2 Exploration im Vorschulalter: Hier wird die zentrale Bedeutung des Explorationsverhaltens für die Aneignung von Welt erläutert und wie diese durch das Bindungssystem beeinflusst wird.
3 Konsequenzen für die pädagogische Arbeit: Dieses Kapitel leitet aus den theoretischen Erkenntnissen praktische Implikationen für Erzieherinnen ab, um Kinder in ihrer Entwicklung gezielt zu unterstützen.
Schlüsselwörter
Bindungstheorie, Exploration, Bindungsmuster, Frühpädagogik, Erzieherin-Kind-Bindung, Sichere Basis, Sozialverhalten, Vorschulalter, Bindungs-Explorations-Balance, Entwicklungschancen, Feinfühligkeit, Pädagogische Praxis.
Häufig gestellte Fragen
Worum geht es in dieser Arbeit grundsätzlich?
Die Arbeit befasst sich mit der wissenschaftlichen Analyse des Zusammenhangs zwischen der Bindungsqualität eines Kindes und seiner Fähigkeit, die Welt durch Exploration zu erschließen.
Welche zentralen Themenfelder werden behandelt?
Die Schwerpunkte liegen auf den bindungstheoretischen Grundlagen, der Differenzierung von Bindungsmustern, der Verknüpfung von Bindung und Exploration sowie der pädagogischen Umsetzung in der Kita.
Was ist das primäre Ziel der Untersuchung?
Das Ziel ist es, aufzuzeigen, wie pädagogische Fachkräfte durch ein Verständnis der Bindungsdynamik die Entwicklungschancen von Kindern, insbesondere bei unsicheren Bindungserfahrungen, aktiv verbessern können.
Welche wissenschaftliche Methode wurde verwendet?
Die Arbeit basiert auf einer theoretischen Literaturanalyse aktueller bindungstheoretischer Forschung und deren Anwendung auf den Kontext der frühkindlichen Bildung.

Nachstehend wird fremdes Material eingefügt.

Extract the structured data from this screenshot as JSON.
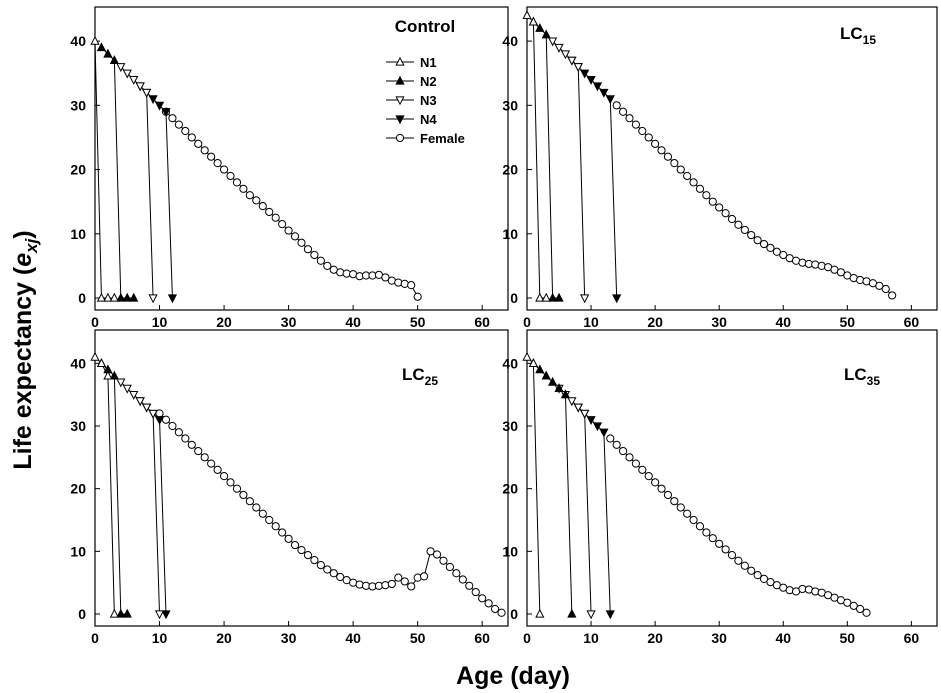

Was wird im Hauptteil der Arbeit behandelt?
Der Hauptteil gliedert sich in die Darstellung der theoretischen Grundlagen der Bindung, die Analyse der Wechselwirkung von Bindung und Exploration sowie die Ableitung von Konsequenzen für die pädagogische Arbeit.
Welche Schlüsselbegriffe charakterisieren die Arbeit?
Die Arbeit lässt sich durch Begriffe wie Bindungssicherheit, Explorationsverhalten, Feinfühligkeit der Bezugsperson und pädagogische Professionalität charakterisieren.
Warum spielt die „sichere Basis“ eine so große Rolle für Kinder in der Kita?
Die „sichere Basis“ ermöglicht es dem Kind, sich bei Stress zu regulieren und aus dieser Sicherheit heraus neugierig die Umgebung zu erkunden und soziale Kontakte zu knüpfen.
Welche Bedeutung hat die Erzieherin für ein Kind, das keine sichere Bindung zu Hause hat?
Die Erzieherin kann als „zusätzliche sichere Basis“ fungieren, die fehlende Bindungssicherheit kompensieren und so dem Kind neue Entwicklungschancen eröffnen.
Können sich Bindungsmuster bei Kindern verändern?
Ja, Bindungsmuster sind nicht starr; durch neue, stabile und feinfühlige Beziehungsangebote (wie beispielsweise durch eine Erzieherin) können Kinder auch im Verlauf ihrer Entwicklung positive Veränderungen erfahren.